Expressing Geometric Properties with Equations Set 3: Coordinate Proof with Quadrilaterals Instruction Goal: To provide opportunities for students to develop concepts and skills related to using coordinate geometry to prove properties of congruent, regular, and similar quadrilaterals Common Core Standards Congruence Experiment with transformations in the plane. G-CO.1.
Know precise definitions of angle, circle, perpendicular line, parallel line, and line segment, based on the undefined notions of point, line, distance along a line, and distance around a circular arc.
Expressing Geometric Properties with Equations Use coordinates to prove simple geometric theorems algebraically.

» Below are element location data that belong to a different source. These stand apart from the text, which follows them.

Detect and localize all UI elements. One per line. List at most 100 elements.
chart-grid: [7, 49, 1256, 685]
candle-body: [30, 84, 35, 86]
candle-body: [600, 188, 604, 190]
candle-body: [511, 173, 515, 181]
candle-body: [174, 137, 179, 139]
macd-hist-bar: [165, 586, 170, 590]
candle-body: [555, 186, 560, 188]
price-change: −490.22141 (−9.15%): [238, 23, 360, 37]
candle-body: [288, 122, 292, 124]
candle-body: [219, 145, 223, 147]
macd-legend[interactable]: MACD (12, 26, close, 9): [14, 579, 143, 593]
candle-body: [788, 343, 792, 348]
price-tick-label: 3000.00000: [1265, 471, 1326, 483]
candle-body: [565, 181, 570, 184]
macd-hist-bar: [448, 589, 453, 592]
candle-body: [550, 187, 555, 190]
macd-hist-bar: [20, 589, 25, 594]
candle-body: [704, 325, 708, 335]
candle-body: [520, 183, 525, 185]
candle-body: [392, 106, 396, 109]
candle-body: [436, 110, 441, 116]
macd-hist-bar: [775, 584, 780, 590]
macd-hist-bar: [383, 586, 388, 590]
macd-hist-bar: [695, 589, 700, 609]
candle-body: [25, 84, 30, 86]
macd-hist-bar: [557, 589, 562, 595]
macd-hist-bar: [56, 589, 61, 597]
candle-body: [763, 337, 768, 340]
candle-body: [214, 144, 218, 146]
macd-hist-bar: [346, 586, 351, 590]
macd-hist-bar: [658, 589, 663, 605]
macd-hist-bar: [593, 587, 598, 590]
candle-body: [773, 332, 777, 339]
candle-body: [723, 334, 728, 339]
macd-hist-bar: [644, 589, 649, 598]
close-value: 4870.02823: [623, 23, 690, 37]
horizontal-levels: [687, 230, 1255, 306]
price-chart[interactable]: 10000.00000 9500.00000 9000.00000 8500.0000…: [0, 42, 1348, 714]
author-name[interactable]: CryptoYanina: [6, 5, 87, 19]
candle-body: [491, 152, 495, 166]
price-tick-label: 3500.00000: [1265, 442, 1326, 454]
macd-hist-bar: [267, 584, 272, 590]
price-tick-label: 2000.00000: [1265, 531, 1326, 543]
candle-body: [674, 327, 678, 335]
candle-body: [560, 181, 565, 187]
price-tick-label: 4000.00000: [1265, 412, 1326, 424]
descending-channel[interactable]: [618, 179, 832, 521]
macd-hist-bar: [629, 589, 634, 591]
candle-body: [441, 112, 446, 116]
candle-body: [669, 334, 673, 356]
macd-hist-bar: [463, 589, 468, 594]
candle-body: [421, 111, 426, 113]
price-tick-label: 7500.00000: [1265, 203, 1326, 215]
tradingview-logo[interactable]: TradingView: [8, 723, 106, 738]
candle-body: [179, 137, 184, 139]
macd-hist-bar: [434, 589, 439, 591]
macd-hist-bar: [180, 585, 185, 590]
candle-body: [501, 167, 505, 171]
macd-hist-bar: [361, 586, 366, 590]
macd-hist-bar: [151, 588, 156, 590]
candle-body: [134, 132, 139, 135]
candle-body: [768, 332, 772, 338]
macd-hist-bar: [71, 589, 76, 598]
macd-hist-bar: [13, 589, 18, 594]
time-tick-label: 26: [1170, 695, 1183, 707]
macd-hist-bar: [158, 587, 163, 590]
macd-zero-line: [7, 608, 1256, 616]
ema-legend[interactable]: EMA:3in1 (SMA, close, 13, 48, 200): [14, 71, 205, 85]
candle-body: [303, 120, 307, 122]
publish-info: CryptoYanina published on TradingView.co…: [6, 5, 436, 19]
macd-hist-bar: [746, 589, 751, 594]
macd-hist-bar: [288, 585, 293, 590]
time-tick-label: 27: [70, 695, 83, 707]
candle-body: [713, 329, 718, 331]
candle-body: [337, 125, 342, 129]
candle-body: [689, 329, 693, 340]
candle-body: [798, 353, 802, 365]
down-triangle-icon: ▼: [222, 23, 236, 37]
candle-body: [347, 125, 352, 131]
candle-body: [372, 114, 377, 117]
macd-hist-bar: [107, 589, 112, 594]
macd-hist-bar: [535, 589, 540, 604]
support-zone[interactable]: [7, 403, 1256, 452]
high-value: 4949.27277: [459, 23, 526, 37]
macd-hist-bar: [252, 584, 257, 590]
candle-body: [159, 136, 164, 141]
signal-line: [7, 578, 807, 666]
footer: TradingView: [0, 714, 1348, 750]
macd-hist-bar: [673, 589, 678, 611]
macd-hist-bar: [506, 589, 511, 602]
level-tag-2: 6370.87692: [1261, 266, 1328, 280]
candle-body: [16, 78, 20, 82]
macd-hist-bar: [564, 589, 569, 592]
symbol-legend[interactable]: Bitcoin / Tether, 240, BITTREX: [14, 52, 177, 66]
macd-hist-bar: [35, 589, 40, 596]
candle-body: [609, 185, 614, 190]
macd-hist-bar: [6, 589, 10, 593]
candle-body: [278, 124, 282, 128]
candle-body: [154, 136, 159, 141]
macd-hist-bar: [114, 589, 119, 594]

G-GPE.4.
Use coordinates to prove simple geometric theorems algebraically.
Student Activities Overview and Answer Key Station 1 Students will be given graph paper and a ruler. Students will construct a trapezoid using coordinate geometry. They will construct trapezoids that are congruent and not congruent to the original trapezoid. Then they will construct a kite using coordinate geometry and determine whether another kite is congruent to the original kite. Answers 1. trapezoid 2. Answers will vary; corresponding sides are congruent. 3. Answers will vary; corresponding sides are NOT congruent. 4. kite 5. No, because corresponding sides are not congruent; answers will vary.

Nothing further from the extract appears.